PCR (Polymerase Chain Reaction)

• Definition: A technique to amplify specific DNA sequences exponentially.

• Heating: Denatures double-stranded DNA.

• Cooling: Allows primers to anneal to target sequences.

• Extension: DNA polymerase synthesizes new DNA strands.

Cloning and DNA Insertion Methods

• Cloning: Producing identical copies of DNA fragments, cells, or organisms; useful for gene studies, protein production, or therapeutic applications.

• DNA Insertion Methods:

  • Transformation: Uptake of naked DNA by cells.

  • Electroporation: Electric pulses create pores in cell membranes for DNA entry.

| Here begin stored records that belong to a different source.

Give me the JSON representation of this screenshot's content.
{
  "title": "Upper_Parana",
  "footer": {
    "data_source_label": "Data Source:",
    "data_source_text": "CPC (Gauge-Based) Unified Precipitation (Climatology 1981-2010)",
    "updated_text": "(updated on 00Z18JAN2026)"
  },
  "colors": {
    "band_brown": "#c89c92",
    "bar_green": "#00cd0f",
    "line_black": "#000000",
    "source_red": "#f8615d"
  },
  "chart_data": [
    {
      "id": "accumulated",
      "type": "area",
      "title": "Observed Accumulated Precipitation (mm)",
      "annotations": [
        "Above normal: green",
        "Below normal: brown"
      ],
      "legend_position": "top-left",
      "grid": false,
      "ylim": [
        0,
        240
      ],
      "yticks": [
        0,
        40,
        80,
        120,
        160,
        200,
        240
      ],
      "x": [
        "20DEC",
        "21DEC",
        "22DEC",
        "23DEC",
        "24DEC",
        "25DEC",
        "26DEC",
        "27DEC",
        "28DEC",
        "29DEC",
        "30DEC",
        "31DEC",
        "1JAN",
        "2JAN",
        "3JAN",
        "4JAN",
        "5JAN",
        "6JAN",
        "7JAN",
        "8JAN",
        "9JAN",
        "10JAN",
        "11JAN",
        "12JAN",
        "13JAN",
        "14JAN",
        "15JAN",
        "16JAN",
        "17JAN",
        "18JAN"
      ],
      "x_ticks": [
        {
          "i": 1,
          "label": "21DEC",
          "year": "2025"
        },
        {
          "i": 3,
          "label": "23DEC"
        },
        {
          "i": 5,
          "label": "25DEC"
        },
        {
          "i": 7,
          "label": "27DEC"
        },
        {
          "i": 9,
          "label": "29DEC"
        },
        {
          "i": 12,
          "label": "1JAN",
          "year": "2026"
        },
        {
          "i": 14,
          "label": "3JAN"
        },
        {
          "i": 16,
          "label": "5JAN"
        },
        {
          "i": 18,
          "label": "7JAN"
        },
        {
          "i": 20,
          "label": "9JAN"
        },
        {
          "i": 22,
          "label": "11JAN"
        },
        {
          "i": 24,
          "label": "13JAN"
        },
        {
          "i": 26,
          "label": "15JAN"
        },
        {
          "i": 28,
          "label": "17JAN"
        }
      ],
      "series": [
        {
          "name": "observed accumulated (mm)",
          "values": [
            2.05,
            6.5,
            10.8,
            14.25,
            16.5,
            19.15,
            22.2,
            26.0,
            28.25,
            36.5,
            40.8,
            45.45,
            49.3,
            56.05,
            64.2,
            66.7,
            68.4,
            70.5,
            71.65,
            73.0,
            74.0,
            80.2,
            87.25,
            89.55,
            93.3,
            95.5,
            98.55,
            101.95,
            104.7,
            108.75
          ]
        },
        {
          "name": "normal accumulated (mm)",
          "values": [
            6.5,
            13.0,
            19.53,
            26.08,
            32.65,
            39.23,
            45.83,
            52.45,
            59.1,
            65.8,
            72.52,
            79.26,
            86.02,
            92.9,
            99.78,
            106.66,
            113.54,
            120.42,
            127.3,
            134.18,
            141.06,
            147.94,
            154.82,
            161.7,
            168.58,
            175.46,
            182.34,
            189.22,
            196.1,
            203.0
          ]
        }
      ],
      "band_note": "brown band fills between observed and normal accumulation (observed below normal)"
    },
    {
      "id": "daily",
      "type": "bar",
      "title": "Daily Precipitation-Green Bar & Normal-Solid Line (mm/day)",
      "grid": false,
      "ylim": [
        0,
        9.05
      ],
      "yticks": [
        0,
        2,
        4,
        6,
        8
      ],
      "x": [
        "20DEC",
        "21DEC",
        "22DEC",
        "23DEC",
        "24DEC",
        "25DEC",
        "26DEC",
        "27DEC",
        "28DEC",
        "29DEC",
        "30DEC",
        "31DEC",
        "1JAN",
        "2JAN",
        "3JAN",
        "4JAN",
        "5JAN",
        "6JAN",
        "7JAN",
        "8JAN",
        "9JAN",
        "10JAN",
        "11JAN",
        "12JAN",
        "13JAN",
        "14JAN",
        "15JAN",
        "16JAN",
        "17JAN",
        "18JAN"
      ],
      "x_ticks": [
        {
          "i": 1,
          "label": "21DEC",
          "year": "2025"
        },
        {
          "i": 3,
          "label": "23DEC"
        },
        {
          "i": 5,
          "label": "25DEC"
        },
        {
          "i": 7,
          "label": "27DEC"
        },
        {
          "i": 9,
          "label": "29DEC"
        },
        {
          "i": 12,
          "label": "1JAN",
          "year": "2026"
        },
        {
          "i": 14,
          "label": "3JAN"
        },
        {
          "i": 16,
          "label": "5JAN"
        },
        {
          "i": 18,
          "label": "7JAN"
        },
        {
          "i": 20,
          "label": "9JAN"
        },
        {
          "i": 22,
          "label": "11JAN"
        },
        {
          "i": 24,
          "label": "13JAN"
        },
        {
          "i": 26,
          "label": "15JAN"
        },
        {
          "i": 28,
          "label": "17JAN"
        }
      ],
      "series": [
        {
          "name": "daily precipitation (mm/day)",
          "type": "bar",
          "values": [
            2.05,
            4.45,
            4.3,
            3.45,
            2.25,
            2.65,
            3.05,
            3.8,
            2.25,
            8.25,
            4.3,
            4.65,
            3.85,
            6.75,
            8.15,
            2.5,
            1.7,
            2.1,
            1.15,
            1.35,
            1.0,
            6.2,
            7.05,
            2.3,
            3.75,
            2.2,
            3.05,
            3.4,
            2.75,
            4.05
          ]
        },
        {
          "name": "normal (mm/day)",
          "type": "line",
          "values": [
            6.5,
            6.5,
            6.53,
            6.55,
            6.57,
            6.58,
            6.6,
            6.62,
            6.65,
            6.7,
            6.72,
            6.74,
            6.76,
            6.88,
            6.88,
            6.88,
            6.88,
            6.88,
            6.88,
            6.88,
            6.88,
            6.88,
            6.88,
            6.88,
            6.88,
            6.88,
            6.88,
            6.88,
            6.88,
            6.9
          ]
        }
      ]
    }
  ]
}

  • Protoplast Fusion: Fusion of cells without cell walls to combine genetic material.

  • Microinjection: Direct injection of DNA into cells using a fine needle.

Sequencing Methods

• Amplicon Sequencing: Targets and sequences specific DNA regions (e.g., 16S rRNA gene for microbial identification).

• Shotgun Sequencing: Randomly fragments and sequences all DNA in a sample; useful for whole-genome or metagenomic studies.

• Nanotechnology: Used to enhance sequencing accuracy and throughput.

Summary Table: Comparison of DNA Insertion Methods

Additional info: These molecular techniques are foundational for modern microbiology, biotechnology, and genetic engineering.